A Venezia non ci sono spazi né interlocutori per discutere con i giovani, così è annullato l’incontro
Questo non è un report di scuse ma una denuncia pubblica
Da quasi due mesi rincorriamo gli addetti agli uffici dei Comuni e delle Province, Città metropolitane, Liberi consorzi dei Comuni con la richiesta di ospitare ragazzi e ragazze che sono impegnati in un percorso educativo di cittadinanza attiva. Il percorso promosso dalla fondazione Antonino Caponnetto è stato adottato oramai da dieci anni dalle istituzioni scolastiche che vi aderiscono inserendolo nel proprio Piano dell’offerta formativa.
A sostenere le ragioni del percorso vi sono ben due Protocolli d’Intesa: uno con il Ministero dell’Istruzione nel quale i due soggetti «...si impegnano a promuovere un programma pluriennale di attività per la diffusione della cultura della legalità e del rispetto delle regole e della conoscenza della Carta costituzionale.» L’altro con l’Associazione Nazionale dei Comuni d’Italia in cui fondazione e ANCI si impegnano a promuovere un programma di attività per la diffusione della cultura della legalità, del rispetto delle regole e della conoscenza della Carta costituzionale. In particolare l’ANCI si impegna a favorire la partecipazione di sindaci, assessori o di altri soggetti individuati dagli amministratori locali alle iniziative legate al progetto delle Giovani sentinelle.

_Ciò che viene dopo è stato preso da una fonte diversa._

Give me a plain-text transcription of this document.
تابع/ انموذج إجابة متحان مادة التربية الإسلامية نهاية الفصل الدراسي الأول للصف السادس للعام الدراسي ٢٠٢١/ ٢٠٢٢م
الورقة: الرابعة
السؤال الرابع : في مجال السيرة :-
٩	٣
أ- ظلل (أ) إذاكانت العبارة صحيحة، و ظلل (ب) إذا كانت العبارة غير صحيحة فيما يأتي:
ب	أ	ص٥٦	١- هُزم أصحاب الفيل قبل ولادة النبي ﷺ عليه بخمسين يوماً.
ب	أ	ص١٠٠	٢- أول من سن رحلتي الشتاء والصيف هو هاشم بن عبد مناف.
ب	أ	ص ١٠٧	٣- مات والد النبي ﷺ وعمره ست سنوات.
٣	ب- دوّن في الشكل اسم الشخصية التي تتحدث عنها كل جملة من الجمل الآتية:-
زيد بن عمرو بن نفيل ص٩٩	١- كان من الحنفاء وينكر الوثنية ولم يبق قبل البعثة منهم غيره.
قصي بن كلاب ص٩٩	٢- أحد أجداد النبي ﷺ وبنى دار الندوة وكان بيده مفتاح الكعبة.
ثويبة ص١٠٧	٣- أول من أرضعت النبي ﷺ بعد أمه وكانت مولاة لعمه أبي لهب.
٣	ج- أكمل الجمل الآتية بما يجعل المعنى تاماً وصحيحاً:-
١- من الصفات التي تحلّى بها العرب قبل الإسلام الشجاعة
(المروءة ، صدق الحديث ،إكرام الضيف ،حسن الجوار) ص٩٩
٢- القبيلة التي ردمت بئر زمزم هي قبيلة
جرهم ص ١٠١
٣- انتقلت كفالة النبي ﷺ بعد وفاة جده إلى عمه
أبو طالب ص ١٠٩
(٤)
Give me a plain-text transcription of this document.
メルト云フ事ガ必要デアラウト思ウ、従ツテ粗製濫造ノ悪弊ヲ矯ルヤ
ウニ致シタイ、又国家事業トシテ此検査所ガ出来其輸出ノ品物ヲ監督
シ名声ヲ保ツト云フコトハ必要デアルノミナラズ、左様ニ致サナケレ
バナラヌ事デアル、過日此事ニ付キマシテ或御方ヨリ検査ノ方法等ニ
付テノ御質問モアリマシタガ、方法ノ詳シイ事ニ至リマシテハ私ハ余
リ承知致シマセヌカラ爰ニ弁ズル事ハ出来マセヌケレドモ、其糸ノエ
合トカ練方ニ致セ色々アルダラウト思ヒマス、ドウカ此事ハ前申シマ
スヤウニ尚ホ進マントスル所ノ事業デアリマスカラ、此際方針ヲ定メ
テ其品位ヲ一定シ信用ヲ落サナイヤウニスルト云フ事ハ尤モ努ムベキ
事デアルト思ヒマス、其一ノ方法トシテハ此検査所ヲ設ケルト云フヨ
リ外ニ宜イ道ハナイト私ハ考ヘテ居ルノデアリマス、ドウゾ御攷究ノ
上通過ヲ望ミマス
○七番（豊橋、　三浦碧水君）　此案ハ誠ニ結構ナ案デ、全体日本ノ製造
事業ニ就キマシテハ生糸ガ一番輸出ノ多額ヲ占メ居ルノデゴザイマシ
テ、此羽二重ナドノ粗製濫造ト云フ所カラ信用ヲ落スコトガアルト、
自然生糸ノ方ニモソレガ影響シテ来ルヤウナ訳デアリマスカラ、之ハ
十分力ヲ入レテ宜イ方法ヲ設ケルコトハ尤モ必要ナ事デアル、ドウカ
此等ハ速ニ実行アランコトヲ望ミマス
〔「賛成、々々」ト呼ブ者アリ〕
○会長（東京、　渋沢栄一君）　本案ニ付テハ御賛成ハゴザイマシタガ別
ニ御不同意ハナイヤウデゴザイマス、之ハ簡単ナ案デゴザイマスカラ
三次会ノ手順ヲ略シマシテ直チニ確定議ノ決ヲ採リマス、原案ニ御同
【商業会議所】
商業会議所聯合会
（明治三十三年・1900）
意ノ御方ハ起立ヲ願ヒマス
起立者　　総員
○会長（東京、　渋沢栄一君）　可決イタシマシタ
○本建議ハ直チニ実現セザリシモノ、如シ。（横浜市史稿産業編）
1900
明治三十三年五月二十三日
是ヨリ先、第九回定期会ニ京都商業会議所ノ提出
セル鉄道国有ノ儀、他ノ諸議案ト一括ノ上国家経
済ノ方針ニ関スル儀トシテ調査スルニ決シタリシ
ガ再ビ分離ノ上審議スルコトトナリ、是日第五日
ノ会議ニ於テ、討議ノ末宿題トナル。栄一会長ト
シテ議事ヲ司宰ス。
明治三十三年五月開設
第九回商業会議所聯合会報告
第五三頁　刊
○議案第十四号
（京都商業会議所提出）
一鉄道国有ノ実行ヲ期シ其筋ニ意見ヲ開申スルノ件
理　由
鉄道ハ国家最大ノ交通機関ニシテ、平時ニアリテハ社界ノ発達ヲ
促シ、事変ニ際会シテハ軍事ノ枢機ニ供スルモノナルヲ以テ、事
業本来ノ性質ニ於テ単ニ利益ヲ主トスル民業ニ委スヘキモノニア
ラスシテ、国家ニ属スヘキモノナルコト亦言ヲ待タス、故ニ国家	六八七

Nei contatti di questi ultimi due mesi abbiamo ascoltato ripetere le stesse richieste: non ci sono sale sufficientemente ampie, se ci sono le sale occorre corrispondere un pagamento per l’uso della sala e per usufruire delle attrezzature. Finora abbiamo avuto un atteggiamento estremamente disponibile ricercando in tutti i modi soluzioni accomodanti e molto artigianali, ma gli esiti dell’ultimo appuntamento a Firenze dello scorso 3 maggio ci hanno convinto che la misura è colma.
Ora occorre agire e non parlare, occorrono prese di posizione nette ed essere conseguenti nel denunciare: vogliamo capire se vi è una distinzione elementare, nell’uso delle sale, fra gli interessi privati e quelli pubblici; vogliamo capire se cittadini e cittadine possono chiedere a sindaci, assessori, presidenti di Provincia e consiglieri provinciali di essere accolti nelle sale consiliari e di dialogare e confrontarsi con loro; vogliamo scoprire le ragioni di questa indisponibilità a discutere e dibattere.
Ci sembra contraddittorio questo comportamento di sottrarsi al confronto con i giovani, che è qualcosa di profondamente diverso dalla concessione di un Patrocinio: il confronto è «Mettere di fronte persone o cose, per conoscerne la somiglianza, le affinità, le differenze», il patrocinio, invece, «sostegno da parte di un’istituzione» e i giovani chiedono il primo per essere protagonisti e lo chiedono mentre si ripete quotidianamente che gli stessi sono il futuro del Paese.
Ma quello che lascia basiti è la scarsa sensibilità democratica e la sottovalutazione della questione degli spazi della democrazia. Le nostre sale pubbliche si stanno trasformando in luoghi per eventi privati, i più vari, e la partecipazione dei cittadini è sempre più confinata in ambiti ristretti e angusti. È una vera e propria emergenza democratica perché il confronto pubblico è sostituito da quello virtuale sui social e a ragazzi e ragazze non è permesso di interloquire con chi ha il governo della cosa pubblica.
Dopo aver contattato la Città metropolitana di Venezia non abbiamo avuto risposta alle richieste per i ragazzi di Mira e di Venezia - sembra ormai diffusa la pratica di non rispondere alla stessa posta certificata, equivalente ad una raccomandata, tanto decantata per la celerità degli scambi ma, forse, non per la certezza della risposta - e neanche alle numerose chiamate telefoniche, ai fissi e ai cellulari. Stessa situazione con gli uffici della Regione Veneto che ha risposto in modo imbarazzante.